Indeed, Rajdeep’s name is often evoked in bios of Sagarika, a fact that she has learnt to take in her stride. They met at Oxford and married after working in the same organization. She is equally accomplished, but it is another matter that Sagarika’s name is not so frequently mentioned when Rajdeep is introduced to audiences.

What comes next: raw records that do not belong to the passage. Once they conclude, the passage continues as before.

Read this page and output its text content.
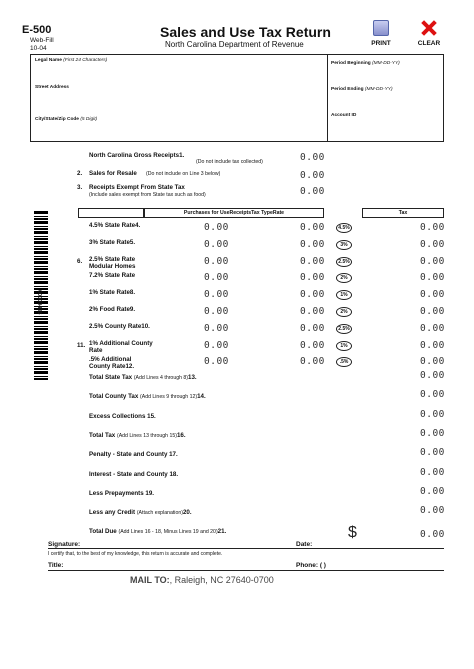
E-500
Web-Fill
10-04
Sales and Use Tax Return
North Carolina Department of Revenue	PRINT	CLEAR
Legal Name (First 24 Characters)
Street Address
City/State/Zip Code (5 Digit)
Period Beginning (MM-DD-YY)
Period Ending (MM-DD-YY)
Account ID
North Carolina Gross Receipts1.
(Do not include tax collected)	0.00
2. Sales for Resale (Do not include on Line 3 below)	0.00
3. Receipts Exempt From State Tax
(Include sales exempt from State tax such as food)	0.00
Purchases for UseReceiptsTax TypeRate	Tax
00000405
4.5% State Rate4.	0.00	0.00	4.5%	0.00
3% State Rate5.	0.00	0.00	3%	0.00
6. 2.5% State Rate Modular Homes	0.00	0.00	2.5%	0.00
7.2% State Rate	0.00	0.00	2%	0.00
1% State Rate8.	0.00	0.00	1%	0.00
2% Food Rate9.	0.00	0.00	2%	0.00
2.5% County Rate10.	0.00	0.00	2.5%	0.00
11. 1% Additional County Rate	0.00	0.00	1%	0.00
.5% Additional County Rate12.	0.00	0.00	.5%	0.00
Total State Tax (Add Lines 4 through 8)13.	0.00
Total County Tax (Add Lines 9 through 12)14.	0.00
Excess Collections 15.	0.00
Total Tax (Add Lines 13 through 15)16.	0.00
Penalty - State and County 17.	0.00
Interest - State and County 18.	0.00
Less Prepayments 19.	0.00
Less any Credit (Attach explanation)20.	0.00
Total Due (Add Lines 16 - 18, Minus Lines 19 and 20)21.	$	0.00
Signature:	Date:
I certify that, to the best of my knowledge, this return is accurate and complete.
Title:	Phone: ( )
MAIL TO:, Raleigh, NC 27640-0700
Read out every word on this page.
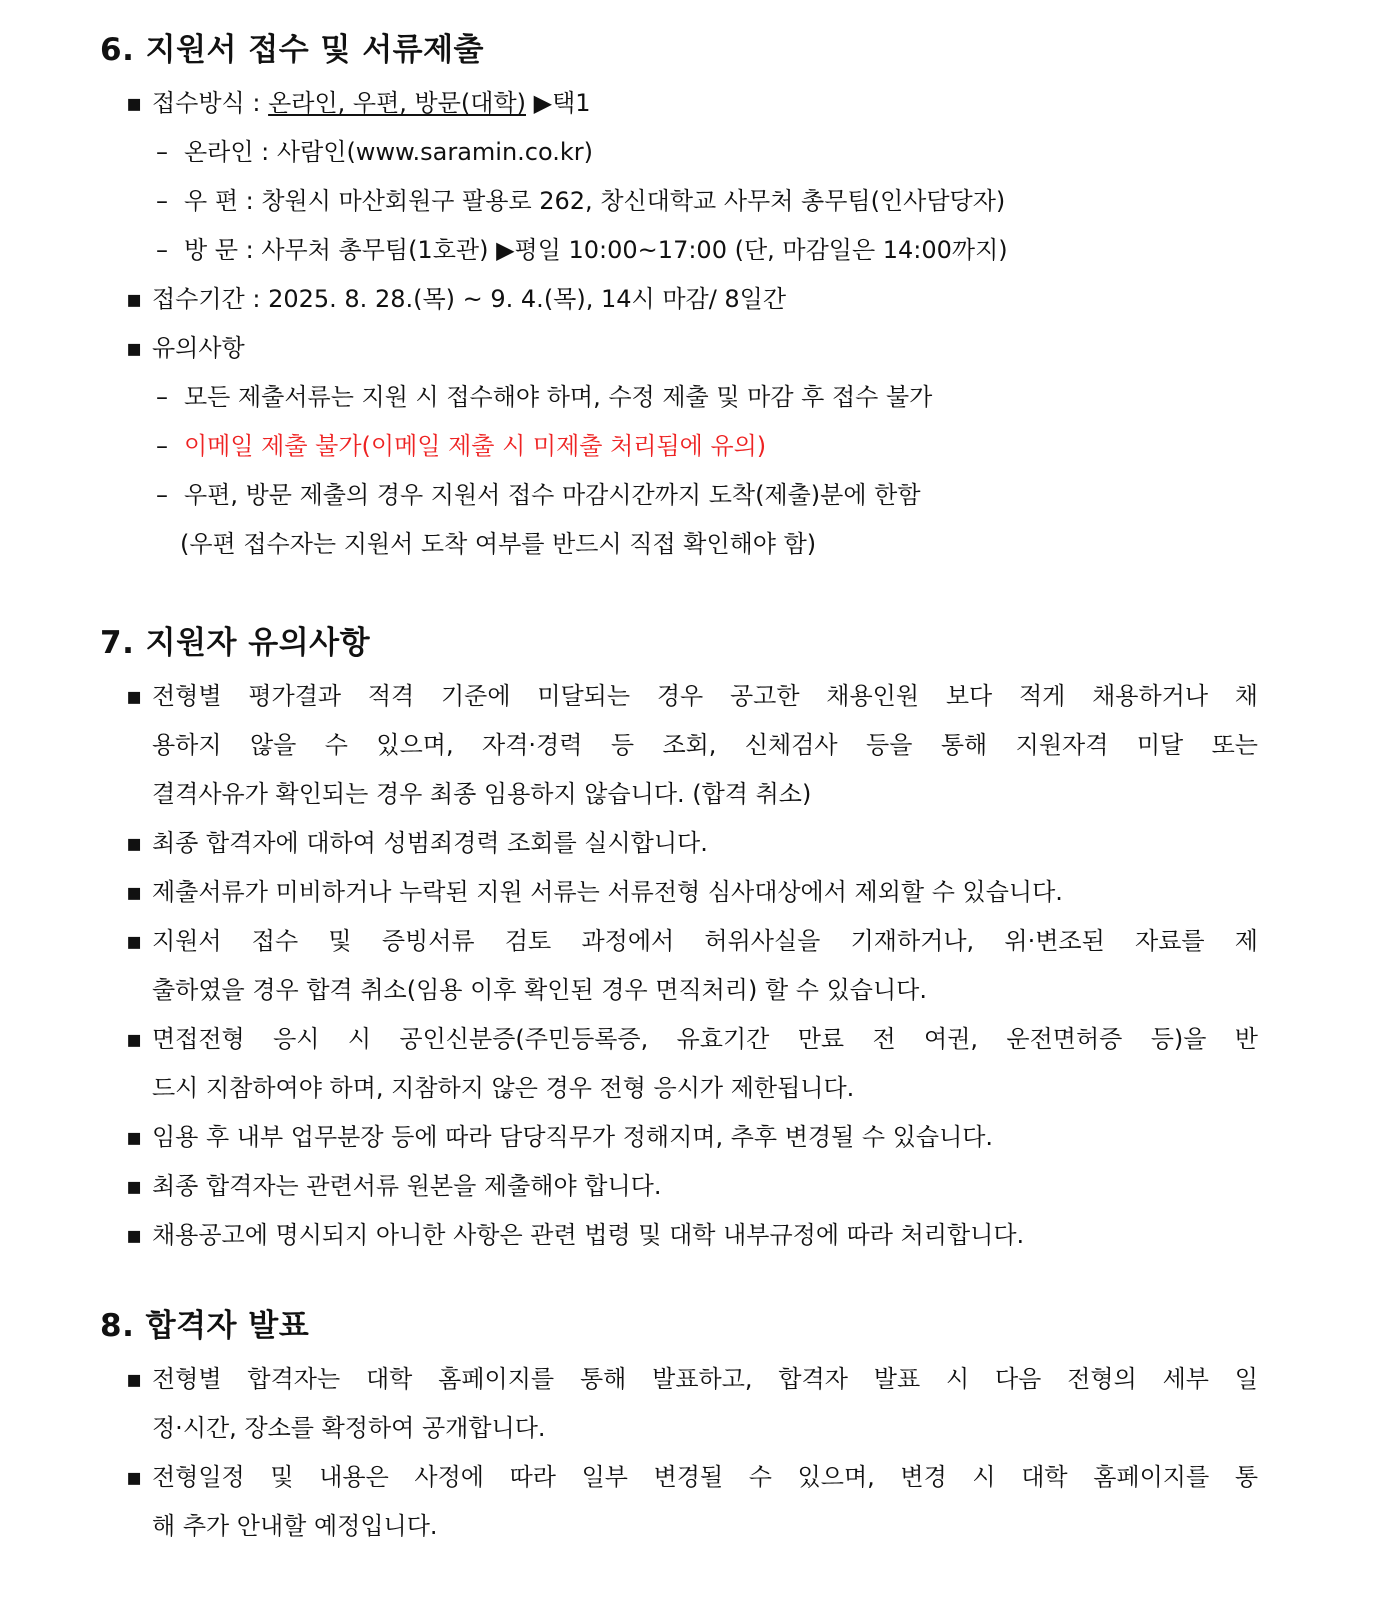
6. 지원서 접수 및 서류제출

▪ 접수방식 : 온라인, 우편, 방문(대학) ▶택1

– 온라인 : 사람인(www.saramin.co.kr)

– 우 편 : 창원시 마산회원구 팔용로 262, 창신대학교 사무처 총무팀(인사담당자)

– 방 문 : 사무처 총무팀(1호관) ▶평일 10:00~17:00 (단, 마감일은 14:00까지)

▪ 접수기간 : 2025. 8. 28.(목) ~ 9. 4.(목), 14시 마감/ 8일간

▪ 유의사항

– 모든 제출서류는 지원 시 접수해야 하며, 수정 제출 및 마감 후 접수 불가

– 이메일 제출 불가(이메일 제출 시 미제출 처리됨에 유의)

– 우편, 방문 제출의 경우 지원서 접수 마감시간까지 도착(제출)분에 한함

(우편 접수자는 지원서 도착 여부를 반드시 직접 확인해야 함)

7. 지원자 유의사항

▪ 전형별 평가결과 적격 기준에 미달되는 경우 공고한 채용인원 보다 적게 채용하거나 채

용하지 않을 수 있으며, 자격·경력 등 조회, 신체검사 등을 통해 지원자격 미달 또는

결격사유가 확인되는 경우 최종 임용하지 않습니다. (합격 취소)

▪ 최종 합격자에 대하여 성범죄경력 조회를 실시합니다.

▪ 제출서류가 미비하거나 누락된 지원 서류는 서류전형 심사대상에서 제외할 수 있습니다.

▪ 지원서 접수 및 증빙서류 검토 과정에서 허위사실을 기재하거나, 위·변조된 자료를 제

출하였을 경우 합격 취소(임용 이후 확인된 경우 면직처리) 할 수 있습니다.

▪ 면접전형 응시 시 공인신분증(주민등록증, 유효기간 만료 전 여권, 운전면허증 등)을 반

드시 지참하여야 하며, 지참하지 않은 경우 전형 응시가 제한됩니다.

▪ 임용 후 내부 업무분장 등에 따라 담당직무가 정해지며, 추후 변경될 수 있습니다.

▪ 최종 합격자는 관련서류 원본을 제출해야 합니다.

▪ 채용공고에 명시되지 아니한 사항은 관련 법령 및 대학 내부규정에 따라 처리합니다.

8. 합격자 발표

▪ 전형별 합격자는 대학 홈페이지를 통해 발표하고, 합격자 발표 시 다음 전형의 세부 일

정·시간, 장소를 확정하여 공개합니다.

▪ 전형일정 및 내용은 사정에 따라 일부 변경될 수 있으며, 변경 시 대학 홈페이지를 통

해 추가 안내할 예정입니다.
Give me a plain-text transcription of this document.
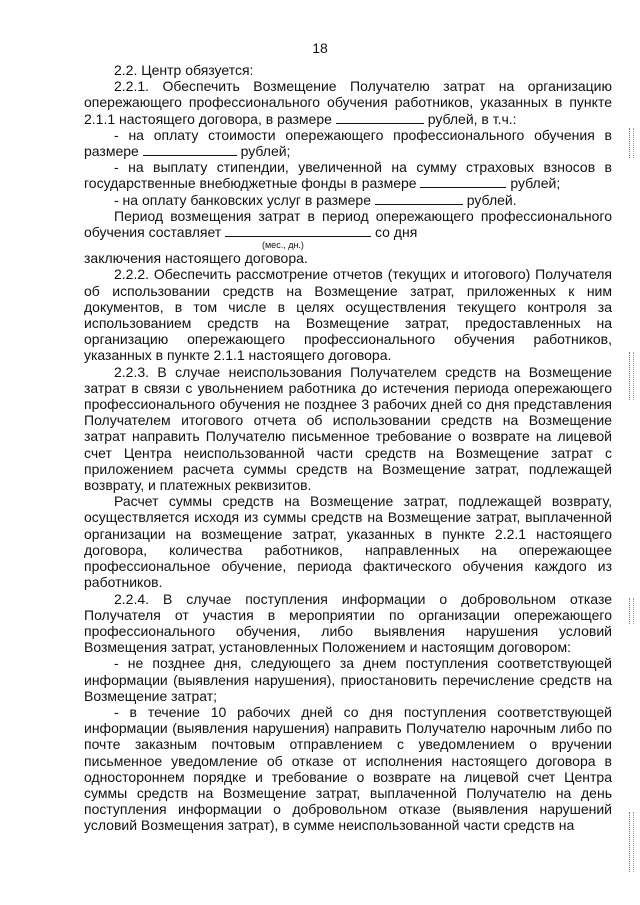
18

2.2. Центр обязуется:

2.2.1. Обеспечить Возмещение Получателю затрат на организацию опережающего профессионального обучения работников, указанных в пункте 2.1.1 настоящего договора, в размере	рублей, в т.ч.:

- на оплату стоимости опережающего профессионального обучения в размере	рублей;

- на выплату стипендии, увеличенной на сумму страховых взносов в государственные внебюджетные фонды в размере	рублей;

- на оплату банковских услуг в размере	рублей.

Период возмещения затрат в период опережающего профессионального обучения составляет	со дня

(мес., дн.)

заключения настоящего договора.

2.2.2. Обеспечить рассмотрение отчетов (текущих и итогового) Получателя об использовании средств на Возмещение затрат, приложенных к ним документов, в том числе в целях осуществления текущего контроля за использованием средств на Возмещение затрат, предоставленных на организацию опережающего профессионального обучения работников, указанных в пункте 2.1.1 настоящего договора.

2.2.3. В случае неиспользования Получателем средств на Возмещение затрат в связи с увольнением работника до истечения периода опережающего профессионального обучения не позднее 3 рабочих дней со дня представления Получателем итогового отчета об использовании средств на Возмещение затрат направить Получателю письменное требование о возврате на лицевой счет Центра неиспользованной части средств на Возмещение затрат с приложением расчета суммы средств на Возмещение затрат, подлежащей возврату, и платежных реквизитов.

Расчет суммы средств на Возмещение затрат, подлежащей возврату, осуществляется исходя из суммы средств на Возмещение затрат, выплаченной организации на возмещение затрат, указанных в пункте 2.2.1 настоящего договора, количества работников, направленных на опережающее профессиональное обучение, периода фактического обучения каждого из работников.

2.2.4. В случае поступления информации о добровольном отказе Получателя от участия в мероприятии по организации опережающего профессионального обучения, либо выявления нарушения условий Возмещения затрат, установленных Положением и настоящим договором:

- не позднее дня, следующего за днем поступления соответствующей информации (выявления нарушения), приостановить перечисление средств на Возмещение затрат;

- в течение 10 рабочих дней со дня поступления соответствующей информации (выявления нарушения) направить Получателю нарочным либо по почте заказным почтовым отправлением с уведомлением о вручении письменное уведомление об отказе от исполнения настоящего договора в одностороннем порядке и требование о возврате на лицевой счет Центра суммы средств на Возмещение затрат, выплаченной Получателю на день поступления информации о добровольном отказе (выявления нарушений условий Возмещения затрат), в сумме неиспользованной части средств на
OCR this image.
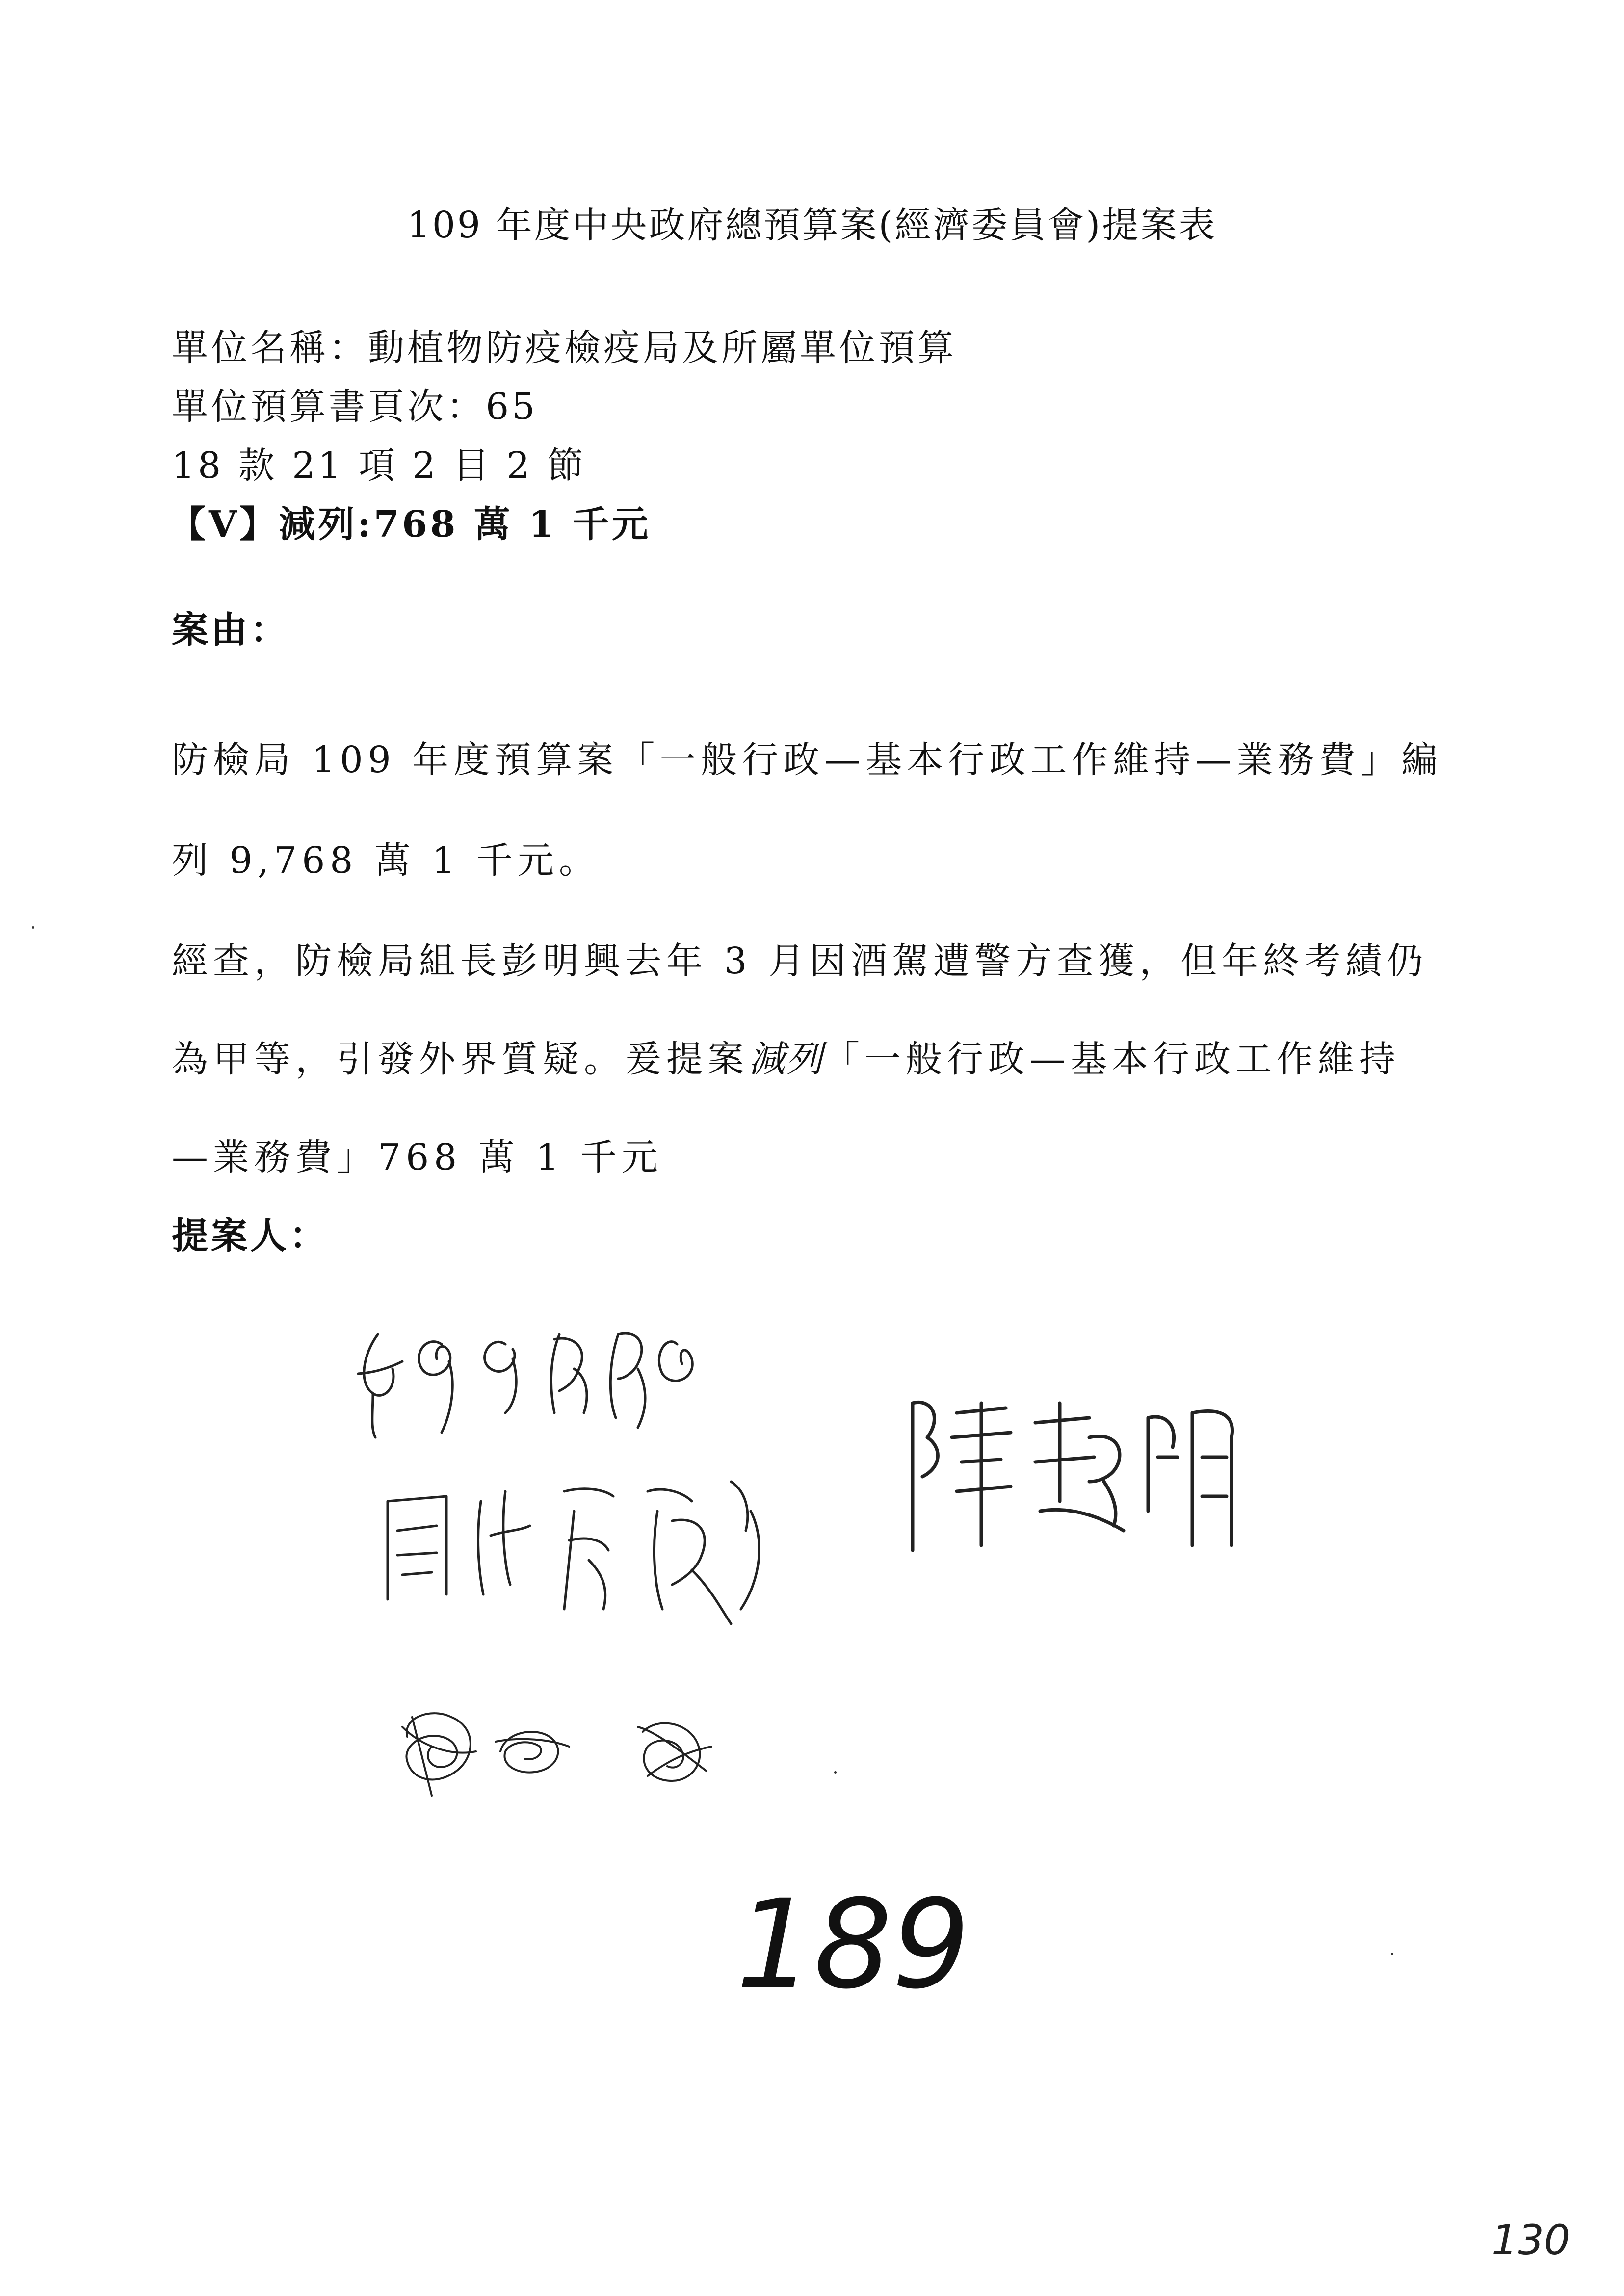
109 年度中央政府總預算案(經濟委員會)提案表
單位名稱：動植物防疫檢疫局及所屬單位預算
單位預算書頁次：65
18 款 21 項 2 目 2 節
【V】減列:768 萬 1 千元
案由：
防檢局 109 年度預算案「一般行政—基本行政工作維持—業務費」編
列 9,768 萬 1 千元。
經查，防檢局組長彭明興去年 3 月因酒駕遭警方查獲，但年終考績仍
為甲等，引發外界質疑。爰提案減列「一般行政—基本行政工作維持
—業務費」768 萬 1 千元
提案人：
189
130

Opinionated, charged and outspoken, Sagarika is also temperamentally different from Rajdeep, who is known for his balanced views and calm responses on TV debates.
“We actually signed a letter with each other about the personal-professional line while we were working together at CNN-IBN,” she says, narrating stories from the rocky early years of their media startup, when even colleagues were confused about how to deal with disagreements between the two. “By the time we got into a groove at work and learnt to be brutally open with each other in our relationship, the ride came to an end.” They now work in different organizations.
In the months leading up to the publication of Indira: India’s Most Powerful Prime Minister, Sagarika, who is now consulting editor at Times of India and a panelist for the TV channel ET Now, would get up at 5 am, and write for two hours before beginning her work day. In the course of her research, she developed deep admiration for the late Congress matriarch, even if her actions weren’t always admirable: “She was an extraordinary woman.”
Sagarika has a bit in common with Indira herself if you think about it – the ease of communication, the restless energy, the sprightly built, the love for interior decoration, yoga and handloom saris. And the ambition, of course. “Work gives a woman an identity aside from family,” says the award-winning journalist. “We all have innate talents and skills; we’ve been put on earth for a reason. We must use them.”
Sagarika is also unafraid of speaking her mind. “The only time when I took a break from Twitter was when I started getting rape threats and someone hinted that they knew what time my daughter’s school got over,” she shudders, recalling a time eight years ago when she lodged a police complaint and went off social media. “I don’t mind if someone argues with me or disagrees with my opinions, but such vile personal threats did shake me for a bit.”
Now, however, with her son in medical college and her daughter studying law, Sagarika has developed a tougher hide: “I say what I want. As long as I am not defaming anyone, it doesn’t matter what trolls think of me.”
At the end of the animated book-club meeting, a group of older women leave the hall with satisfied smiles, chatting amongst themselves: “She is so articulate, and such a balanced perspective.” “That was a good talk.” “Such a bright young woman.” Inside, Sagarika signs book copies. Her face reveals none of the hard knocks of experience or the cynicism of her profession, and her child-like grin belies her age. It’s yet again her moment in the sun.